До таких сложных выдумок пока еще было далеко. Но что привычные гомеровские сказания нужно воспринимать не как миф, а как наивную сказку и что представлять себе богов толпой бессмертных исполинов, у которых все, как у людей, уже всерьез нельзя – это многим становилось понятно. И уже ходил по Греции поэт-философ Ксенофан, дразня слушателей вызывающе смелыми стихами:

Все Гесиод и Гомер на богов возвели понапрасну,

Что меж людьми позорным слывет

и клеймится хулою —

Красть, и жен отбивать, и друг друга

обманывать хитро…

И еще:

Для эфиопа все боги, как сам он, черны и курносы,

А для фракийца они, как он сам, синеоки и русы…

Если бы руки имели быки, или львы, или кони,

То и они бы придали богам свой собственный облик:

Бык быку, конь коню написал бы подобного бога…

И слушатели восклицали: «Он прав! Лучше вообще не верить в богов, чем верить в таких, как у Гомера: меньше грешит неверующий, чем суеверный. Что бы ты предпочел: чтобы о тебе говорили: “Такого человека нет” или “Такой человек есть, но он зол, коварен, драчлив и глуп”? Уж, пожалуй, лучше первое!»

Если мифы о богах усложнялись в толкованиях, то мифы о героях упрощались.

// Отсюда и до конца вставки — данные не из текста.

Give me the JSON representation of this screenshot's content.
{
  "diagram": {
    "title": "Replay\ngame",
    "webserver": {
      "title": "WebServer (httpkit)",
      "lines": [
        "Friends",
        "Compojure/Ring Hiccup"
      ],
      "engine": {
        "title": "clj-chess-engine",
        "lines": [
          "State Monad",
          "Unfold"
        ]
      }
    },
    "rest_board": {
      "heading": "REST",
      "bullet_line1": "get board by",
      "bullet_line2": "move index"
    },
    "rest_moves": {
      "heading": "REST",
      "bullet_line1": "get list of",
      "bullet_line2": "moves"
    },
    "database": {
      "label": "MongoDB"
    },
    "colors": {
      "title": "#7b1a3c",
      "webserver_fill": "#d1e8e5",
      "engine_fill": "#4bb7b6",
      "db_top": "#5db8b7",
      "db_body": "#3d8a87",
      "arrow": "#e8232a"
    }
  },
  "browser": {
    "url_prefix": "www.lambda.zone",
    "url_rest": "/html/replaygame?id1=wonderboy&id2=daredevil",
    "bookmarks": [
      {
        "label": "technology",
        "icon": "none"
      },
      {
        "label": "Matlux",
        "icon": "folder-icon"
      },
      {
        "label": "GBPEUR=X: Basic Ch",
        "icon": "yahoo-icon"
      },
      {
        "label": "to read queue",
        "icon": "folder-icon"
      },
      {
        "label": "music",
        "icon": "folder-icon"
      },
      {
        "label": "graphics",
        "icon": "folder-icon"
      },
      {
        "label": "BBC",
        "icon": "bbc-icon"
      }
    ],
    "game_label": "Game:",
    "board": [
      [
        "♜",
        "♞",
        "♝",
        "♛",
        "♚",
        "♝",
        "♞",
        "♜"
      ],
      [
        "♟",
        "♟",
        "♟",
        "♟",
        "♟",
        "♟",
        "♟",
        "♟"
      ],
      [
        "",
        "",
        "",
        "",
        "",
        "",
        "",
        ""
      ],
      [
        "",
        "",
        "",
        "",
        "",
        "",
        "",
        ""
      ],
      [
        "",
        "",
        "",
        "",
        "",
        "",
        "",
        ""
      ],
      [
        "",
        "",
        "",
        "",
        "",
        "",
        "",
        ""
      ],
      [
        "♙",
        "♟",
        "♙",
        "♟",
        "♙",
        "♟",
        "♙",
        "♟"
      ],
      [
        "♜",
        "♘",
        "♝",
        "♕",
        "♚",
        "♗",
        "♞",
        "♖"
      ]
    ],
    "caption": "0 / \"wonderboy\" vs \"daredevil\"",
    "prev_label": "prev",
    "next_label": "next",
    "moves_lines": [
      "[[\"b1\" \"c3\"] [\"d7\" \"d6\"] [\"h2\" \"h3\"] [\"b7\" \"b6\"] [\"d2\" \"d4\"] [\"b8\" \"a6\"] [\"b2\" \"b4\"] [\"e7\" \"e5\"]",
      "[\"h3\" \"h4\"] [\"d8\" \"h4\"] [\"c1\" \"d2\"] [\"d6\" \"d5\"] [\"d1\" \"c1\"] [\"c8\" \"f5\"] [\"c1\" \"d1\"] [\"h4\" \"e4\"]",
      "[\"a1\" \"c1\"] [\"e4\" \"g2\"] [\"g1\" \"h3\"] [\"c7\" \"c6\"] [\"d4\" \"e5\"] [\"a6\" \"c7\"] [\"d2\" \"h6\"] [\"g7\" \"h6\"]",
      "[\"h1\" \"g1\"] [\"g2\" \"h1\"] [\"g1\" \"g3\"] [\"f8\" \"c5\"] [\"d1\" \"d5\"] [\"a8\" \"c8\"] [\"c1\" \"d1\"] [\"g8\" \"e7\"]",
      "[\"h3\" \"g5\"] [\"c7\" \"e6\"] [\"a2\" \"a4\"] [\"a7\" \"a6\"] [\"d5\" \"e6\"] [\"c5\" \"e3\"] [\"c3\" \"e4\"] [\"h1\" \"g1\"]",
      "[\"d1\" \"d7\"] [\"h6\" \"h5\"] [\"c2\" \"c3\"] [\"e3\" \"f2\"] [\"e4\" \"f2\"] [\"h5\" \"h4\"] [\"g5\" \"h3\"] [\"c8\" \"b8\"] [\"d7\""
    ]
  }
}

Собственно, начал это еще Гомер. Каждый знает выражение «ахиллесова пята», которое значит «слабое место»: богиня – мать Ахилла – омыла его младенцем в волшебной воде, и он стал неуязвим повсюду, кроме пятки, за которую она его держала. Но если перечитать «Илиаду», то ни единого упоминания об ахиллесовой пяте там нет: Ахиллу защита – не волшебство, а его смелость и ратное искусство. Вот таким же образом стали перетолковывать слишком неправдоподобные места и в других мифах. Дедал с Икаром сделали себе крылья и улетели по воздуху от царя Миноса? Нет, это значит: Дедал изобрел первые паруса, и непривычным к этому людям они показались крыльями. Ревнивая Медея подарила невесте Ясона плащ, намазанный волшебным зельем, и та в нем сгорела? Медея была с Кавказа, на Кавказе из земли бьет горючая нефть, ею-то и был намазан плащ, а когда невеста подошла в нем к зажженному алтарю, он воспламенился. На Крите был Лабиринт, куда заключали пленников на съедение Минотавру? Просто это была очень большая тюрьма под таким названием. Ниоба, оплакивающая своих детей, обратилась в камень? Просто она умерла, и над могилой ее поставили каменную статую. Таких объяснений набралась впоследствии целая книга – по правде сказать, довольно-таки скучная.

Всерьез ли относились греки к таким прозаическим толкованиям? Вряд ли. Просто они понимали, что если сказочно-поэтическое объяснение и разумно-практическое объяснение поставить рядом, то от этого и поэзия и разум станут каждый по-своему выразительнее.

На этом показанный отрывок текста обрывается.